How to resolve incorrect myth about column construction

The super structure can be developed in different methods. The walls of houses for two to three storied structures can be constructed with bricks containing the slabs, lintels, chajja etc. in reinforced concrete in the regions where superior quality bricks are obtainable. Such construction is known as load bearing construction due to the whole load generating from the slabs, beams, walls etc is delivered to the foundation via the brick walls.

In the regions where natural disasters like earthquake or high speed storms occur frequently, such load bearing wall construction is unsafe for resisting horizontal drifts if not retrofitted. This type of construction is appropriate upto G+2 storied building on the whole.

The demand for RCC (Reinforced Cement Concrete) framed construction will be increased to cope up with the requirement of developing high storied building with natural hazards. Generally, RCC framed construction comprises of a series of columns which are arranged properly in the house and interconnected with beams to build a frame. These columns deliver the building load to soil located below via RCC footings.

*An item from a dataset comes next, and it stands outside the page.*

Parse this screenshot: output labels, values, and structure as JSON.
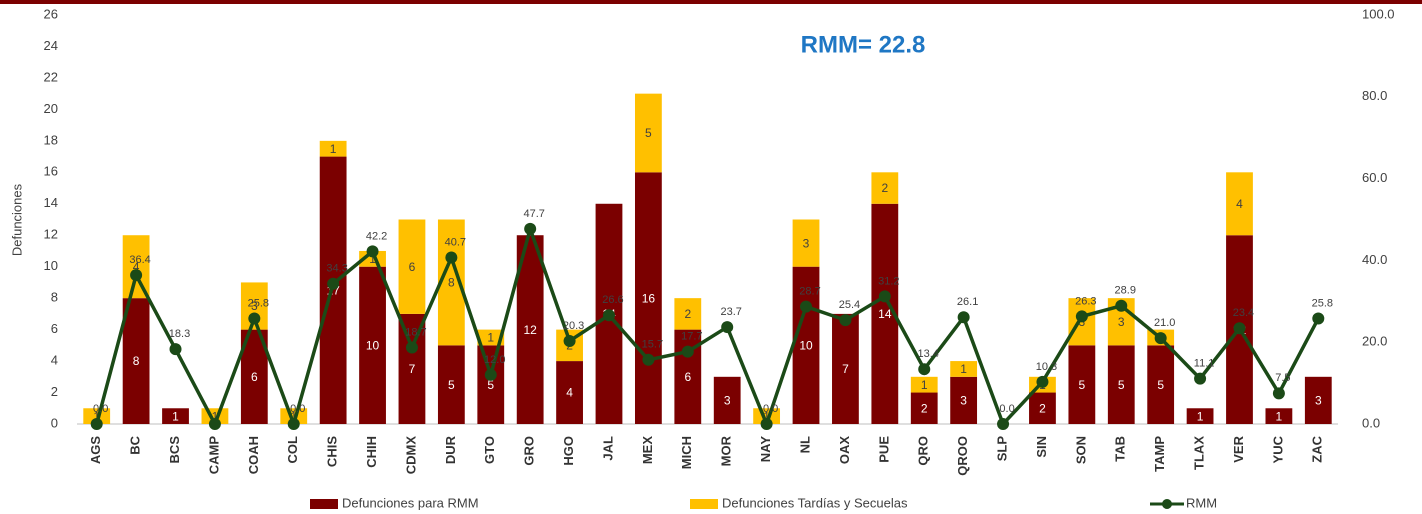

The frame, starting from the foundation, has to be designed by A structural engineer will design the frame that start from the foundation as well as settle on the mix of concrete to be applied, the sizes of columns and beams, the reinforcement to be arranged therein, on the basis of the loads to be retained by the structure.

Definition of Column: Column stands for a vertical compression member that transfers the load of the structure to foundations. They are reinforced with the use of main longitudinal (vertical) bars to withstand compression and/or bending; and transverse steel (closed ties) to withstand shearing force.

Typical Loads required for Column Design:

(i) Dead Load: Any permanent load operating on the column, e.g. self-weight of column, weight of beam
(ii) Live Load: Any non-permanent or moving load
(iii) Earthquake Load: It is dependent on the seismic zone where the building is situated. With rise of the zone, the load will be increased.
(iv) Wind Load: It is dependent on the wind speed, height & location of building. The terrain and nearby structures are considered as the vital factors for determining this type of load.